Wallace Stevens, American poet and educator (d. 1955)
Wallace Stevens (October 2, 1879 – August 2, 1955) was an American modernist poet. He was born in Reading, Pennsylvania, educated at Harvard and then New York Law School, and spent most of his life working as an executive for an insurance company in Hartford, Connecticut. He won the Pulitzer Prize for Poetry for his Collected Poems in 1955.
Stevens's first period of writing begins with the 1923 publication of Harmonium, followed by a slightly revised and amended second edition in 1930. His second period occurred in the 11 years immediately preceding the publication of his Transport to Summer, when Stevens had written three volumes of poems including Ideas of Order, The Man with the Blue Guitar, Parts of a World, along with Transport to Summer.
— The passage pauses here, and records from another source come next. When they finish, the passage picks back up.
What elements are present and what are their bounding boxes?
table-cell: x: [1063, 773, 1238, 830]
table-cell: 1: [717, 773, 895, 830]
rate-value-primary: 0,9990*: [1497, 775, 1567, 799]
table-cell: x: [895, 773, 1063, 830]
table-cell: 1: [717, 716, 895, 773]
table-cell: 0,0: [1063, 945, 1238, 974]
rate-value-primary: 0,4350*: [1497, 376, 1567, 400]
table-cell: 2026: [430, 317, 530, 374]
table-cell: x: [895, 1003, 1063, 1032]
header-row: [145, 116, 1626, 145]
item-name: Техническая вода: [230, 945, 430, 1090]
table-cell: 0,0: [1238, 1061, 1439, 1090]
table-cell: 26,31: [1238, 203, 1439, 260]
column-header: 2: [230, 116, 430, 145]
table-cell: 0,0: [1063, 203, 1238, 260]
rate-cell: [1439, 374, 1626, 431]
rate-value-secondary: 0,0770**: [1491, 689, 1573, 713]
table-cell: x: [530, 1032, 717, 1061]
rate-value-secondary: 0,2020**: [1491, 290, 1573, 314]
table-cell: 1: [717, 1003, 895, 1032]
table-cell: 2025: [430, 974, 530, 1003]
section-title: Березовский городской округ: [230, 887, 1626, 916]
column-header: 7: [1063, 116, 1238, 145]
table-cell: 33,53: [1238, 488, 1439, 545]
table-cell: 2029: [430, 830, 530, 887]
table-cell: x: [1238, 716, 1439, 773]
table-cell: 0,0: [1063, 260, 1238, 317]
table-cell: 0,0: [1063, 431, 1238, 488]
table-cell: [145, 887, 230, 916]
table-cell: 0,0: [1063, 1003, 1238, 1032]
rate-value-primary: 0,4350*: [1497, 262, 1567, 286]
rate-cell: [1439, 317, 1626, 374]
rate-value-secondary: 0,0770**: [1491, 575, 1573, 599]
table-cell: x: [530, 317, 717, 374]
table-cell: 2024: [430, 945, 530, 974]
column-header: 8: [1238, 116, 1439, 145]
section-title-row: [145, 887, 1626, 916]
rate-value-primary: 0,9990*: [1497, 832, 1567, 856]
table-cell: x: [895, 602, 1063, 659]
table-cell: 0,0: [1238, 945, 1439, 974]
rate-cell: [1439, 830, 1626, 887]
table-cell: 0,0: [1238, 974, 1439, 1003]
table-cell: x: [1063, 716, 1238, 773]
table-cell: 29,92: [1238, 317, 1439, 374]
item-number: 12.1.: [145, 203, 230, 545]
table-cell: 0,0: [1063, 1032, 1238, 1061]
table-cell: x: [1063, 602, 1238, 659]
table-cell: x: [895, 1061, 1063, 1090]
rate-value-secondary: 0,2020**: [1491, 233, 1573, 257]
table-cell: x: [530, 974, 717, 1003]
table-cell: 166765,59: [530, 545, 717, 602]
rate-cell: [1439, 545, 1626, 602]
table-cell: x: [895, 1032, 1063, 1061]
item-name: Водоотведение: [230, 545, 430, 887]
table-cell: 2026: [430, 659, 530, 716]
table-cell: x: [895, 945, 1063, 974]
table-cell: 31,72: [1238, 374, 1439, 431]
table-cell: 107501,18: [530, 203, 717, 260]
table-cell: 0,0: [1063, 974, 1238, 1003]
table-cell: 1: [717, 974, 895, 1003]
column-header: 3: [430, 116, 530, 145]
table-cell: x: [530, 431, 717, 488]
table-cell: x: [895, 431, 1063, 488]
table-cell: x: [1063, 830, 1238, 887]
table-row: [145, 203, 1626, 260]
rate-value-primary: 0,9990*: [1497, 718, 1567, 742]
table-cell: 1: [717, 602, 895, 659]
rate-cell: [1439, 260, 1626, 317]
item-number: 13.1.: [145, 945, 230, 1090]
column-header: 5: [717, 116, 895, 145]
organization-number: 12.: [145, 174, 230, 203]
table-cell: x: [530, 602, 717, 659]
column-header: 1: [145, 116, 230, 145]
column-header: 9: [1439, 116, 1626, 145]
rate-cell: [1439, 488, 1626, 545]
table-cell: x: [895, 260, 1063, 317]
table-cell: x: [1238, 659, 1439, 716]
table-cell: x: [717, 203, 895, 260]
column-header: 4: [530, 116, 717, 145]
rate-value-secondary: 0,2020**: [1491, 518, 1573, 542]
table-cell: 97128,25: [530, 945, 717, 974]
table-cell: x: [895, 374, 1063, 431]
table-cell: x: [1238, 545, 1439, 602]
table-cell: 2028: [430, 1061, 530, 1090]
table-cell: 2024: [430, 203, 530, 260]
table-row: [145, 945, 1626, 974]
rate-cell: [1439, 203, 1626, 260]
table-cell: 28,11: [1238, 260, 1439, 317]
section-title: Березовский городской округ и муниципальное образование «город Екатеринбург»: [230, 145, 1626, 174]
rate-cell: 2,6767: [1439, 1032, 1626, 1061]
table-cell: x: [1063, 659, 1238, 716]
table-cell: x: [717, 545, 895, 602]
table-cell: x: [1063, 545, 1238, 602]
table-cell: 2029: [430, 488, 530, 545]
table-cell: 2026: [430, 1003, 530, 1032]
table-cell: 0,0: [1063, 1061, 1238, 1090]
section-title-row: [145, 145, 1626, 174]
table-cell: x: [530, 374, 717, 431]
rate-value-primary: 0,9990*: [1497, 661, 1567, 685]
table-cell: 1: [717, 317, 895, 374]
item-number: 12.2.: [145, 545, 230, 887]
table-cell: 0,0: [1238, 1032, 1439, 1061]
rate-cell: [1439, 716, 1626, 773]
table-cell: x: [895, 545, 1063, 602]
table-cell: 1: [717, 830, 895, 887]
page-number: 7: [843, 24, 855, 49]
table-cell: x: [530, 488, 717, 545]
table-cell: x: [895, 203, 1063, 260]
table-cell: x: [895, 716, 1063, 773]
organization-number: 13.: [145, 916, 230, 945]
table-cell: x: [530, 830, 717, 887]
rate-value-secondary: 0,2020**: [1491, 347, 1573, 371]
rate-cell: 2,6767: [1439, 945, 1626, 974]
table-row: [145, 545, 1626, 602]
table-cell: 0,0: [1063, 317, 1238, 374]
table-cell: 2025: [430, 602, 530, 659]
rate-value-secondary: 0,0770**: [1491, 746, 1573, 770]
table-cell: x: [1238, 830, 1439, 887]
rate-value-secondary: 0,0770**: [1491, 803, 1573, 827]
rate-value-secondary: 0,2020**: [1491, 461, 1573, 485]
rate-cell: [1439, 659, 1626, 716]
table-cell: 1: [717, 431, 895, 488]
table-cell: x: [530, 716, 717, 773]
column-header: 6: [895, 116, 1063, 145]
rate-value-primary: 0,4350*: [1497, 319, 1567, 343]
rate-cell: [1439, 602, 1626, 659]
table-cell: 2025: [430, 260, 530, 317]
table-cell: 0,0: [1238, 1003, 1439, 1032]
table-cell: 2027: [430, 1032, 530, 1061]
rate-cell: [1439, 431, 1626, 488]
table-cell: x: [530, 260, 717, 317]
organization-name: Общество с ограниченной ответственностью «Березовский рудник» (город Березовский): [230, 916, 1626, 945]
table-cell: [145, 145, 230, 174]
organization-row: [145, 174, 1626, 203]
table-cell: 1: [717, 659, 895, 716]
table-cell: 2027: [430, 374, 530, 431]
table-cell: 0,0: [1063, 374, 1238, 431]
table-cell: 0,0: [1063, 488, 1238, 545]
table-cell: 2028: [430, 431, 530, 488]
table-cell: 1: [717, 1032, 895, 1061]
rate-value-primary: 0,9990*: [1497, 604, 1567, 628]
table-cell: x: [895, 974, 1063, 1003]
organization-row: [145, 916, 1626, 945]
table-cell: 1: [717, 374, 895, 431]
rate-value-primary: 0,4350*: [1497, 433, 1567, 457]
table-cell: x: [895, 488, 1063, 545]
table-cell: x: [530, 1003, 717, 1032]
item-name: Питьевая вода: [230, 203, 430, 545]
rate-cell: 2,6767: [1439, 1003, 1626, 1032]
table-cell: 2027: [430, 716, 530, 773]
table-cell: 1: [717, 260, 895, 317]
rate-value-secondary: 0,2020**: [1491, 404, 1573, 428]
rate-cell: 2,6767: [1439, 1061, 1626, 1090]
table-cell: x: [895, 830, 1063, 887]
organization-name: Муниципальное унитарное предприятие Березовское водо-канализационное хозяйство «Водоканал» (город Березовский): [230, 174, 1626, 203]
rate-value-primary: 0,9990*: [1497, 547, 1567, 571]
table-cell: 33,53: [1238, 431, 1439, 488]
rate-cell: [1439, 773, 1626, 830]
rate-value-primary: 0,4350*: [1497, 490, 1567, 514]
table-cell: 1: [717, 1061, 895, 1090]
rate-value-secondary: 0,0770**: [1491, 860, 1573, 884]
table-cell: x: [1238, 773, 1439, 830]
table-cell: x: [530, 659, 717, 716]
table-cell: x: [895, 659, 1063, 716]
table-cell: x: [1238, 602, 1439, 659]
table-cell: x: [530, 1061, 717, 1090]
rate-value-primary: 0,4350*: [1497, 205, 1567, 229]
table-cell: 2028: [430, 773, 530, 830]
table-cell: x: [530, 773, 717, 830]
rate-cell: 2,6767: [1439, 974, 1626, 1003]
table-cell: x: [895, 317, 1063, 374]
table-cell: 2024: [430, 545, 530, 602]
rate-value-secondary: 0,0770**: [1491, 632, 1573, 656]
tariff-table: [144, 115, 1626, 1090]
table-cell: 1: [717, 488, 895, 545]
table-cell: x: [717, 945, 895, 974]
His third and final period began with the publication of The Auroras of Autumn in the early 1950s, followed by the release of his Collected Poems in 1954, a year before his death.
Stevens's best-known poems include "The Auroras of Autumn", "Anecdote of the Jar", "Disillusionment of Ten O'Clock", "The Emperor of Ice-Cream", "The Idea of Order at Key West", "Sunday Morning", "The Snow Man", and "Thirteen Ways of Looking at a Blackbird".